Rather than opening a Pandora’s Box of complaints that could damage the reputations of physicians, online reviews have been teaching providers how to deliver better, more patient-centric care.
A happier patient is a healthier patient
In 2012, University of Utah Health Care, an academic medical center, became the first provider in the country to put patient reviews online. Like reviews found on Yelp and other review sites, these reviews were unedited and featured a ranking system.
Vivian Lee, a radiologist and former chief executive of UUHC, has written extensively about how the online reviews led to better communication between physicians and their patients. Quality metrics at the institution went up when UUHC instituted this new way of listening to patients, she said. Hospital revenues began trending in the same direction as satisfied patients began referring other patients.
Information used to flow from the provider to the patient. But with information now flowing both ways, patients are far more likely to feel satisfied with their care, to give their physicians high scores and to refer their friends and family to the same provider.
And while this is good news for any provider concerned with how patient satisfaction scores will impact Medicare reimbursement, there is an even more compelling reason to keep patients happy: A happier patient tends to be a healthier patient.
In a paper published in Academic Medicine, Dr. Lee presents data that shows a clear link between the satisfaction of patients with their healthcare and improved health outcomes. And they similarly reported that with more satisfied patients, came a lower rate of malpractice litigation. This means that doctors are not just fulfilling the goals that sent them to medical school in the first place, but the institutions they work for are functioning better as businesses.
Getting to the next level
Giving the patient a platform to speak can build trust, increase satisfaction, and even boost hospital revenue. But are there other ways to amplify the voice of the patient? Is an online review the only way to gather this important information?
Online reviews have proven to be a powerful tool, but they only offer a snapshot of a patient’s satisfaction. Patients are unlikely to review their provider repeatedly, so reviews can’t be the only means of patient engagement.
Daily dialogue between providers and patients is the way to get feedback on a constant basis, and to turn the snapshot into a moving picture.
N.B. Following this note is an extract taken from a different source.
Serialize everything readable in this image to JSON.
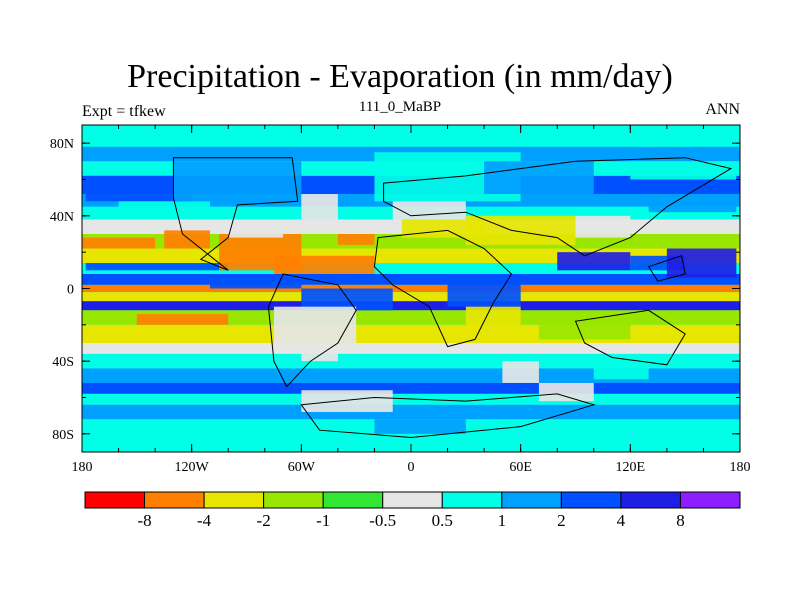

It’s also the way to get the right information to the right patient at the right time, which is another way to ensure healthier, happier patients.
GetWell Loop’s solution automates this daily dialogue. Not only do we enable two-way dialogue, but we give patients another vehicle to review their physicians and the medical care they receive.
With more than 100,000 patients using GetWell Loop, we have seen:
• 72% of activated patients completing their patient satisfaction surveys
• 92% of patients reporting outstanding satisfaction with their healthcare
• HealthLoop physicians enjoying a net promoter score (NPS) of 89, which is higher than top consumer brands in the world
• 67% of patients agreeing to rate their physicians publicly when prompted by GetWell Loop
Online reviews have helped the healthcare system by enabling information to flow both ways. But meaningful patient engagement is the way to keep that information — and all the benefits that come with it — flowing every day.